Yesterday in assembly we spoke with our Upper-level students about the value of obedience and looked at scriptures about lawlessness. To be lawless is to live as if the rules don't apply to you--that for some reason you don't have to follow them. Hebrews 1:9 says about Christ, "You have loved righteousness and hated lawlessness." It's a big deal when God hates something. He hates it when we are defiant, disobedient, or lawless. In fact, it is rebellion against boundaries and instructions that brought the entire state of sin and its consequences to humanity. Adam and Eve's rebellion against God's boundaries/rules/preferences, and instructions brought severe consequences.
In a world that tells everyone to do whatever they want and that makes an individual path for everyone to live as they each see right in their own eyes, we must do the opposite and build the correct values into our students' hearts. Culture and our sinful nature say that if you don't like the boundaries, just defy them and be sneaky to not get caught. This is not what we want to be built into our students.
Yesterday, we talked with our students about the importance of always obeying authority and that to disobey earthly authority is actually to disobey the Lord. Romans 13:1-2 says, "For there is no authority except from God, and those which exist are established by God. Therefore whoever resists authority has opposed the ordinance of God; and they who have opposed will receive condemnation upon themselves." It is important to understand the power of obedience and how God wants us to have obedient hearts and lives.
When we disobey our parents because we don't like or we disagree with their rules or because we think we can get away with it--we are actually disobeying God and acting in lawlessness. For example, a child may not like a parent's rule about a phone and might even do it differently as a parent one day but the child should obey the rule now--because to do differently would be to defy the Lord. He values obedience. Christ Himself was obedient to the Father--even unto death. He was perfect and eternal without beginning or end yet totally subjected Himself to the will of God--which included being locked in human flesh, being raised by parents, dealing with unjust taxes, and so much more!

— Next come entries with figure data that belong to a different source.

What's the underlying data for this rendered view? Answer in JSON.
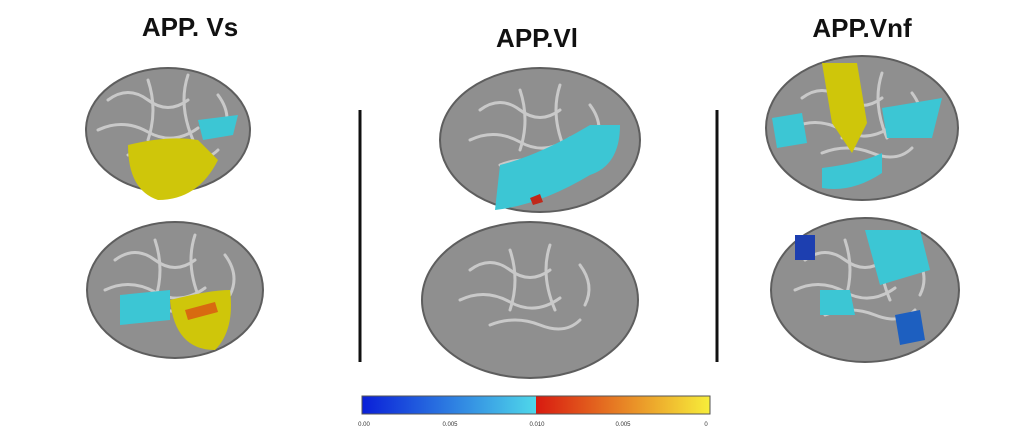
{
  "panels": [
    {
      "title": "APP. Vs"
    },
    {
      "title": "APP.Vl"
    },
    {
      "title": "APP.Vnf"
    }
  ],
  "colorbar": {
    "labels": [
      "0.00",
      "0.005",
      "0.010",
      "0.005",
      "0"
    ]
  }
}
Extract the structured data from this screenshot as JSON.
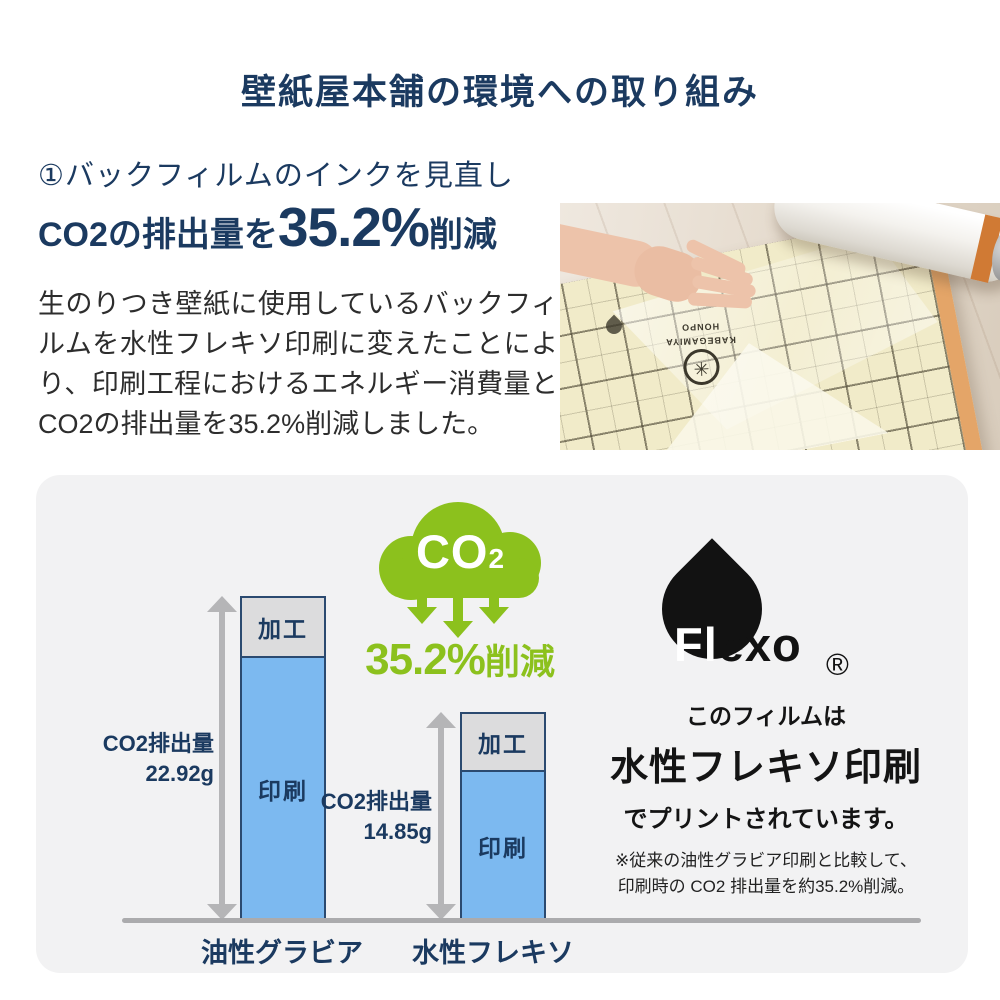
{
  "page": {
    "title": "壁紙屋本舗の環境への取り組み"
  },
  "section": {
    "heading": "①バックフィルムのインクを見直し",
    "highlight_prefix": "CO2の排出量を",
    "highlight_value": "35.2%",
    "highlight_suffix": "削減",
    "body": "生のりつき壁紙に使用しているバックフィルムを水性フレキソ印刷に変えたことにより、印刷工程におけるエネルギー消費量とCO2の排出量を35.2%削減しました。"
  },
  "photo": {
    "stamp_glyph": "✳",
    "stamp_line1": "KABEGAMIYA",
    "stamp_line2": "HONPO"
  },
  "infographic": {
    "co2_cloud": {
      "gas": "CO",
      "gas_subscript": "2",
      "reduction_value": "35.2%",
      "reduction_suffix": "削減"
    },
    "flexo": {
      "logo_left": "Fl",
      "logo_right": "exo",
      "registered_mark": "®",
      "caption_line1": "このフィルムは",
      "caption_line2": "水性フレキソ印刷",
      "caption_line3": "でプリントされています。",
      "note_line1": "※従来の油性グラビア印刷と比較して、",
      "note_line2": "印刷時の CO2 排出量を約35.2%削減。"
    }
  },
  "chart_data": {
    "type": "bar",
    "stacked": true,
    "categories": [
      "油性グラビア",
      "水性フレキソ"
    ],
    "series": [
      {
        "name": "印刷",
        "values": [
          18.6,
          10.6
        ],
        "color": "#7cb9f0"
      },
      {
        "name": "加工",
        "values": [
          4.3,
          4.25
        ],
        "color": "#dcdcdd"
      }
    ],
    "totals_g": [
      22.92,
      14.85
    ],
    "total_labels": [
      {
        "line1": "CO2排出量",
        "line2": "22.92g"
      },
      {
        "line1": "CO2排出量",
        "line2": "14.85g"
      }
    ],
    "unit": "g",
    "ylabel": "",
    "title": "",
    "baseline": true,
    "colors": {
      "bar_border": "#2b4a70",
      "arrow": "#b5b5b7",
      "label": "#1b3a60",
      "accent_green": "#8cc11d",
      "navy": "#1b3a60"
    }
  }
}
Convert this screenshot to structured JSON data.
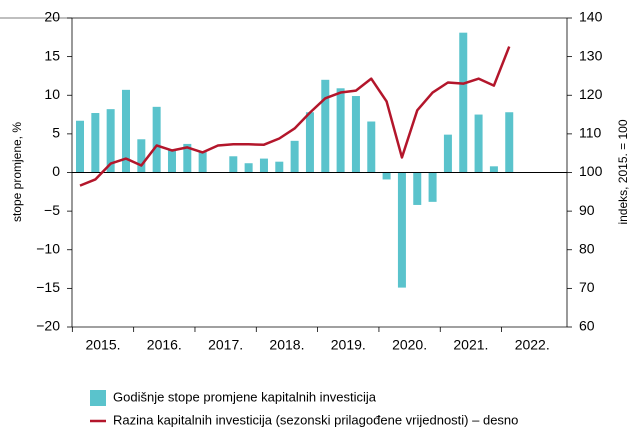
{
  "chart_data": {
    "type": "bar_line",
    "y_label": "stope promjene, %",
    "y2_label": "indeks, 2015. = 100",
    "year_labels": [
      "2015.",
      "2016.",
      "2017.",
      "2018.",
      "2019.",
      "2020.",
      "2021.",
      "2022."
    ],
    "categories": [
      null,
      null,
      null,
      null,
      null,
      null,
      null,
      null,
      null,
      null,
      null,
      null,
      null,
      null,
      null,
      null,
      null,
      null,
      null,
      null,
      null,
      null,
      null,
      null,
      null,
      null,
      null,
      null,
      null
    ],
    "series": [
      {
        "name": "Godišnje stope promjene kapitalnih investicija",
        "kind": "bar",
        "color": "#5ac3cc",
        "values": [
          6.7,
          7.7,
          8.2,
          10.7,
          4.3,
          8.5,
          3.0,
          3.7,
          2.7,
          null,
          2.1,
          1.2,
          1.8,
          1.4,
          4.1,
          7.8,
          12.0,
          10.9,
          9.9,
          6.6,
          -0.9,
          -14.9,
          -4.2,
          -3.8,
          4.9,
          18.1,
          7.5,
          0.8,
          7.8
        ]
      },
      {
        "name": "Razina kapitalnih investicija (sezonski prilagođene vrijednosti) – desno",
        "kind": "line",
        "axis": "y2",
        "color": "#b3162b",
        "values": [
          96.6,
          98.2,
          102.3,
          103.6,
          101.8,
          107.0,
          105.7,
          106.5,
          105.2,
          107.0,
          107.3,
          107.3,
          107.2,
          108.8,
          111.4,
          115.5,
          119.2,
          120.7,
          121.2,
          124.3,
          118.4,
          103.9,
          116.1,
          120.7,
          123.3,
          123.0,
          124.3,
          122.5,
          132.6
        ]
      }
    ],
    "ylim": [
      -20,
      20
    ],
    "yticks": [
      {
        "value": -20,
        "label": "−20"
      },
      {
        "value": -15,
        "label": "−15"
      },
      {
        "value": -10,
        "label": "−10"
      },
      {
        "value": -5,
        "label": "−5"
      },
      0,
      5,
      10,
      15,
      20
    ],
    "y2lim": [
      60,
      140
    ],
    "y2ticks": [
      60,
      70,
      80,
      90,
      100,
      110,
      120,
      130,
      140
    ]
  }
}
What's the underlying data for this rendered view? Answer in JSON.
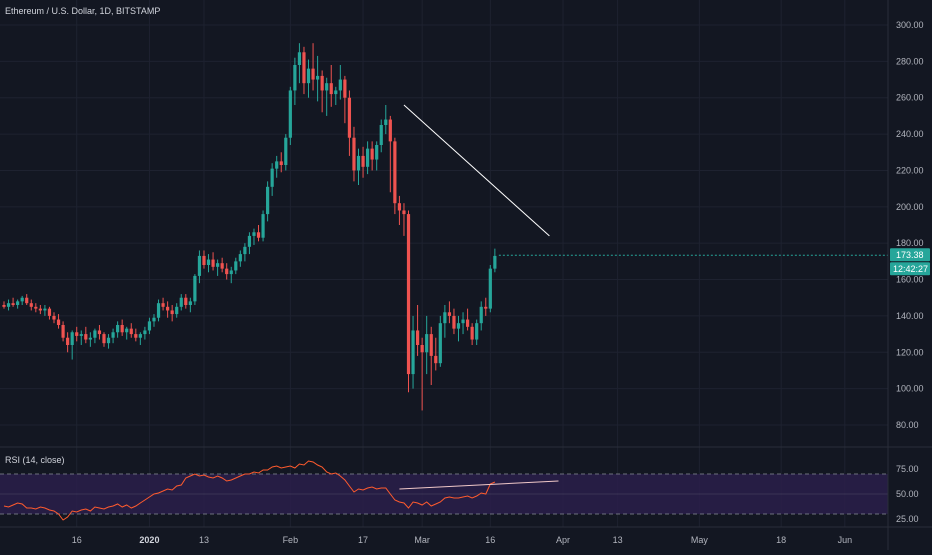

It's critical for children to learn that obeying all authority is tied to their relationship with God. Learning to submit oneself is easy when you agree. It's when you don't agree or don't like something that you truly learn if you can have a submissive heart and can subject yourself to the established boundaries.
Ultimately, it is only if earthly authority asks us to disobey the Lord that we should not submit to it(Acts 5:29).
Of course, learning to obey and submit to authority will serve everyone well in all of life. As adults, our children will face work situations, environments, rules, instructions, and boundaries that they don't necessarily agree with or that they might handle differently if they were in charge. However, they must be willing and able to honor the rules of their context. Most significant is that God is sovereign and He is using our context and whatever rule of the day from their parents, school, workplaces, or others to train them, teach them, test their hearts, and shape them. He's trying to form them into adults who will have been trained and will obey the Lord without reservation. A heart trained by life's circumstances to obey is one that God can use mightily in the future because if we are faithful in the little things (parent/school/work rules) then God can trust us in the bigger things of life (Luke 16:10).
Let us never permit our children to defy the rules, to be sneaky, to walk in craftiness (2 Cor 4:2), but instead let's help them see that even a rule or a boundary they don't agree with is meant for their good and more importantly is being used by God to develop them, train them, and teach them how to submit their will, how to follow, how to heed, how to deny their flesh and carnal desires, and how to obey. This will empower them for a rich and fulfilling life in Christ.